The reasoning of the CJEU in YL gives the green light for such considerations to dominate the inquiry of what constitutes accident;  even the use of the term “foreseeability”, instead of “usual and expected”,  has so strong negligence connotations that courts are likely to explore them by reference to their own cognitive biases and their domestic tort law cases. While the YL case suggests that the universal industrial standards of aviation will provide this common ground of uniform interpretation of an international treaty, I am not optimistic. And I will use the following factual scenario as a taste of what we might experience in the future with respect to common industrial standards:

In the unreported English case of Singhal v British Airways plc (2 November 2006, Uxbridge County Court) the passenger injured her left ankle while disembarking from a B777 on a jetty at LHR that was fitted at a level six inches below the door. The District Judge held that the injury was not caused by an accident as he accepted evidence of industrial standards, namely that “on a 777 aircraft…. a step of six inches or so is necessary because otherwise the top of the jetty will foul the door, which on an aircraft of that type opens outwards…”(para 10).

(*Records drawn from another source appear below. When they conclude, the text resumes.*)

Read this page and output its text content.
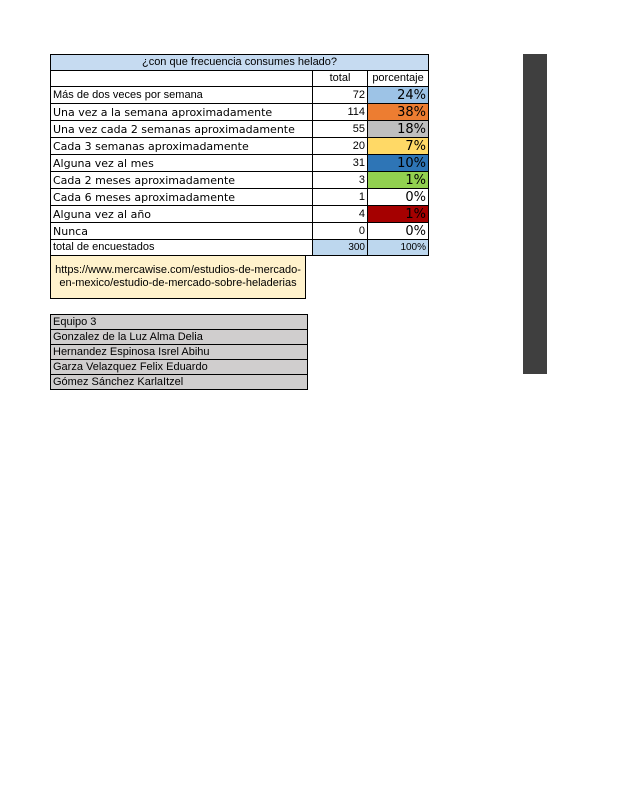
¿con que frecuencia consumes helado?		
	total	porcentaje
Más de dos veces por semana	72	24%
Una vez a la semana aproximadamente	114	38%
Una vez cada 2 semanas aproximadamente	55	18%
Cada 3 semanas aproximadamente	20	7%
Alguna vez al mes	31	10%
Cada 2 meses aproximadamente	3	1%
Cada 6 meses aproximadamente	1	0%
Alguna vez al año	4	1%
Nunca	0	0%
total de encuestados	300	100%
https://www.mercawise.com/estudios-de-mercado-en-mexico/estudio-de-mercado-sobre-heladerias
Equipo 3
Gonzalez de la Luz Alma Delia
Hernandez Espinosa Isrel Abihu
Garza Velazquez Felix Eduardo
Gómez Sánchez KarlaItzel
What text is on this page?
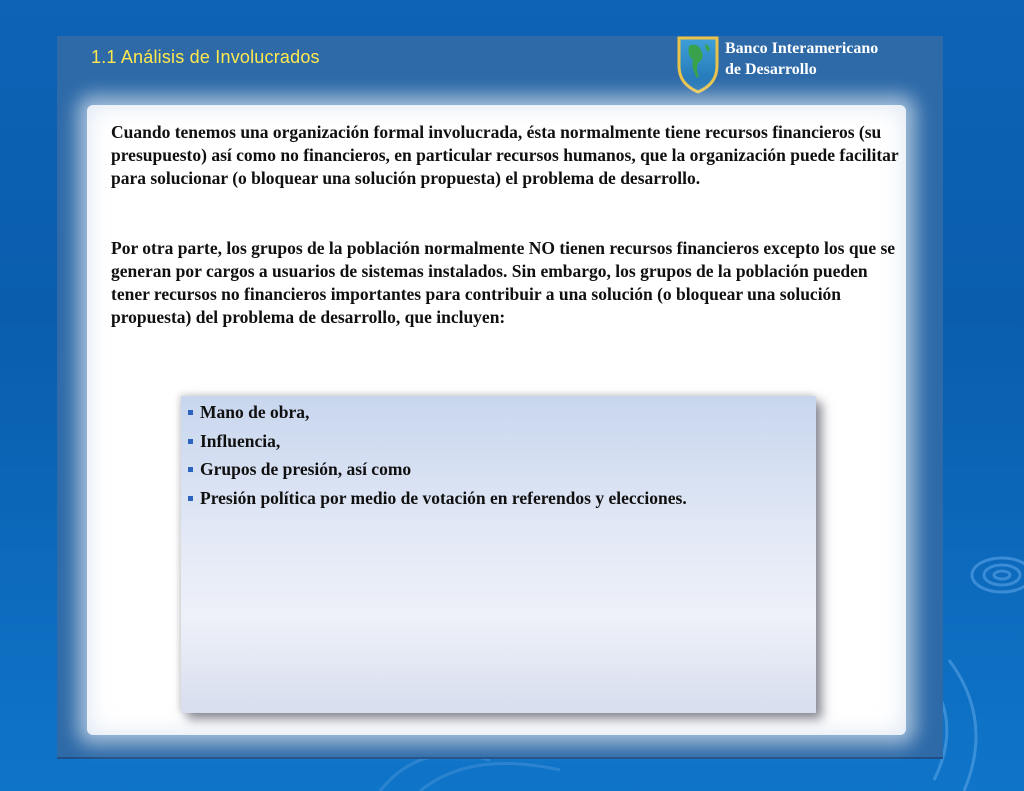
1.1 Análisis de Involucrados	Banco Interamericano
de Desarrollo

Cuando tenemos una organización formal involucrada, ésta normalmente tiene recursos financieros (su presupuesto) así como no financieros, en particular recursos humanos, que la organización puede facilitar para solucionar (o bloquear una solución propuesta) el problema de desarrollo.

Por otra parte, los grupos de la población normalmente NO tienen recursos financieros excepto los que se generan por cargos a usuarios de sistemas instalados. Sin embargo, los grupos de la población pueden tener recursos no financieros importantes para contribuir a una solución (o bloquear una solución propuesta) del problema de desarrollo, que incluyen:

Mano de obra,
Influencia,
Grupos de presión, así como
Presión política por medio de votación en referendos y elecciones.
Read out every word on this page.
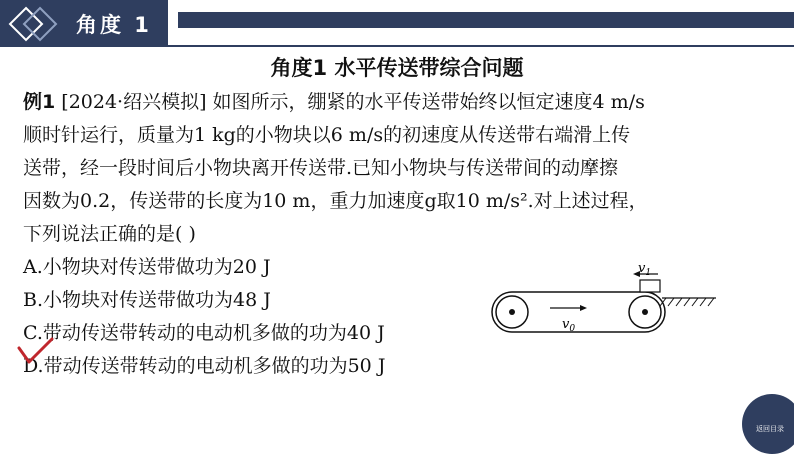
角度 1
角度1 水平传送带综合问题
例1 [2024·绍兴模拟] 如图所示，绷紧的水平传送带始终以恒定速度4 m/s
顺时针运行，质量为1 kg的小物块以6 m/s的初速度从传送带右端滑上传
送带，经一段时间后小物块离开传送带.已知小物块与传送带间的动摩擦
因数为0.2，传送带的长度为10 m，重力加速度g取10 m/s².对上述过程，
下列说法正确的是( )
A.小物块对传送带做功为20 J
B.小物块对传送带做功为48 J
C.带动传送带转动的电动机多做的功为40 J
D.带动传送带转动的电动机多做的功为50 J
$v_1$
$v_0$
返回目录
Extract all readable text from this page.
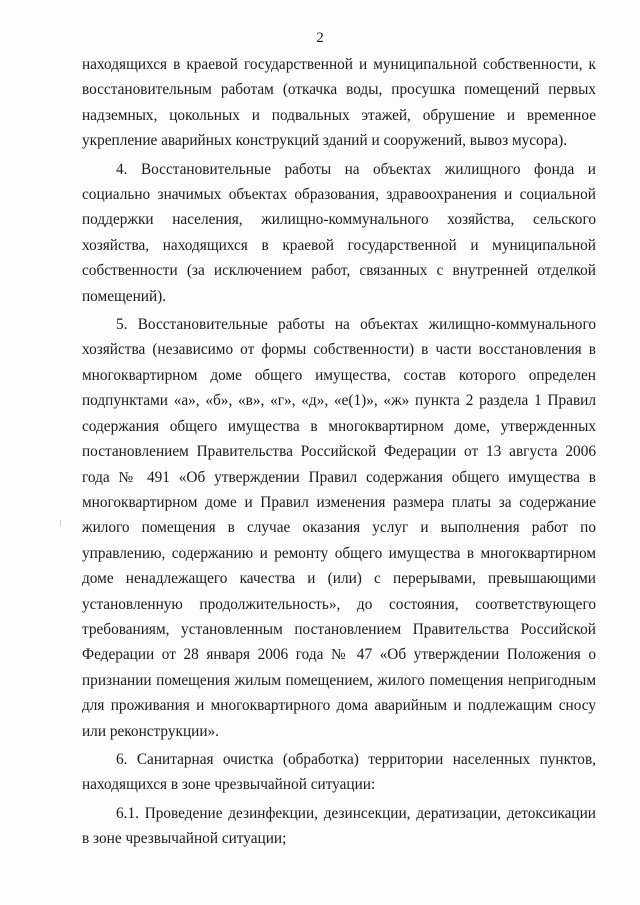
2

находящихся в краевой государственной и муниципальной собственности, к восстановительным работам (откачка воды, просушка помещений первых надземных, цокольных и подвальных этажей, обрушение и временное укрепление аварийных конструкций зданий и сооружений, вывоз мусора).

4. Восстановительные работы на объектах жилищного фонда и социально значимых объектах образования, здравоохранения и социальной поддержки населения, жилищно-коммунального хозяйства, сельского хозяйства, находящихся в краевой государственной и муниципальной собственности (за исключением работ, связанных с внутренней отделкой помещений).

5. Восстановительные работы на объектах жилищно-коммунального хозяйства (независимо от формы собственности) в части восстановления в многоквартирном доме общего имущества, состав которого определен подпунктами «а», «б», «в», «г», «д», «е(1)», «ж» пункта 2 раздела 1 Правил содержания общего имущества в многоквартирном доме, утвержденных постановлением Правительства Российской Федерации от 13 августа 2006 года № 491 «Об утверждении Правил содержания общего имущества в многоквартирном доме и Правил изменения размера платы за содержание жилого помещения в случае оказания услуг и выполнения работ по управлению, содержанию и ремонту общего имущества в многоквартирном доме ненадлежащего качества и (или) с перерывами, превышающими установленную продолжительность», до состояния, соответствующего требованиям, установленным постановлением Правительства Российской Федерации от 28 января 2006 года № 47 «Об утверждении Положения о признании помещения жилым помещением, жилого помещения непригодным для проживания и многоквартирного дома аварийным и подлежащим сносу или реконструкции».

6. Санитарная очистка (обработка) территории населенных пунктов, находящихся в зоне чрезвычайной ситуации:

6.1. Проведение дезинфекции, дезинсекции, дератизации, детоксикации в зоне чрезвычайной ситуации;
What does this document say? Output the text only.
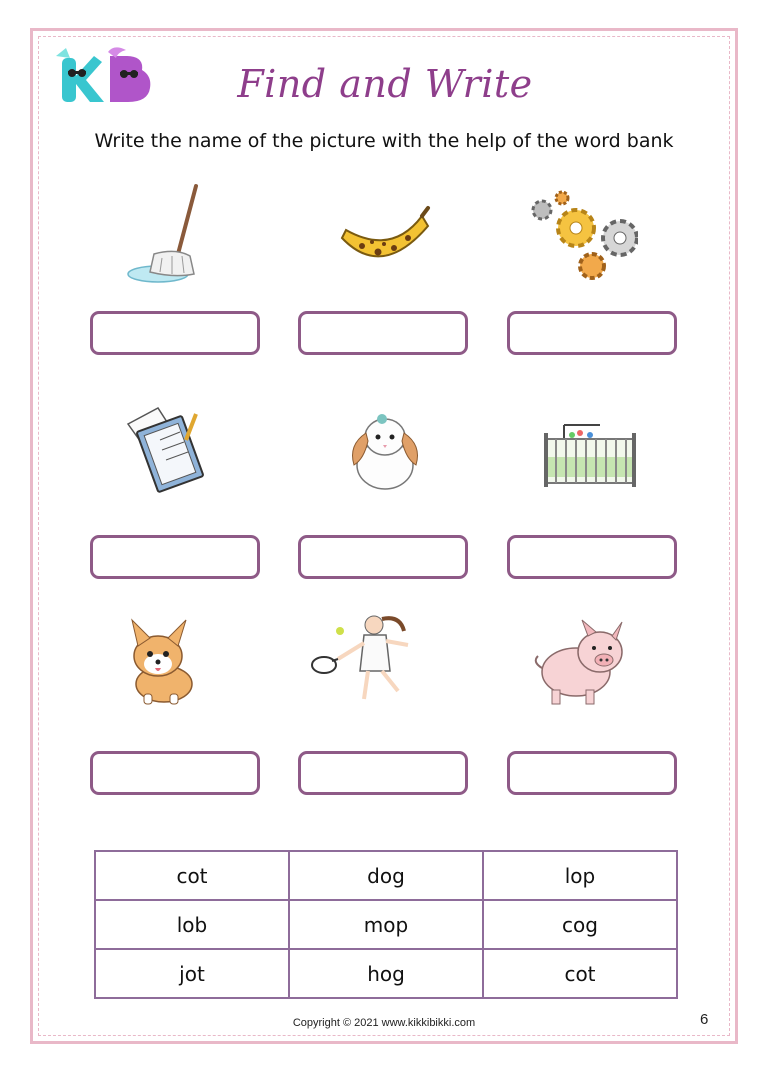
Find and Write
Write the name of the picture with the help of the word bank
cot	dog	lop
lob	mop	cog
jot	hog	cot
Copyright © 2021 www.kikkibikki.com	6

As the jetty was operated in accordance with the airport manual, the drop could not be described as unusual and unexpected, and thus could not qualify as accidental.

On appeal (20 October 2007, Wandsworth County Court), Mr Recorder Bueno QC reversed the decision, as he held that the airport manual was not enough to make the six-inch fall so common and generic to qualify as usual and expected. For him the manual was “confined to the apparent practice at Heathrow Airport” and required evidence that the six-inch drop is universal practice:

“There is, for example, no evidence whatever of the practice at other airports, whether in the UK or elsewhere, with regard to Boeing 777 aircraft or other aircraft with different exit characteristics, whether this form of alignment is universal, whether different types of jetway are used which eliminate the necessity for a step, whether ramps are employed, whether practices elsewhere are to give warnings – and so on and so forth. It would thus be unsafe to make a finding which is based only on the manual in use at Heathrow Airport…” (para 49).

I wrote in 2009 (Risk and Liability in Air law, paras 5.242-5.245) that this conclusion runs contrary to the spirit of the Convention and the reasons behind an interpretation that favours unexpectedness over foreseeability. I also hoped that it will not be used extensively, a statement that was accurate until the 12th of May 2021. It remains to be seen whether courts around the world will be persuaded by the new approach of the CJEU. If they do, there is a real risk that the interpretation of the term “accident” will be disunified by reference to domestic negligence concepts.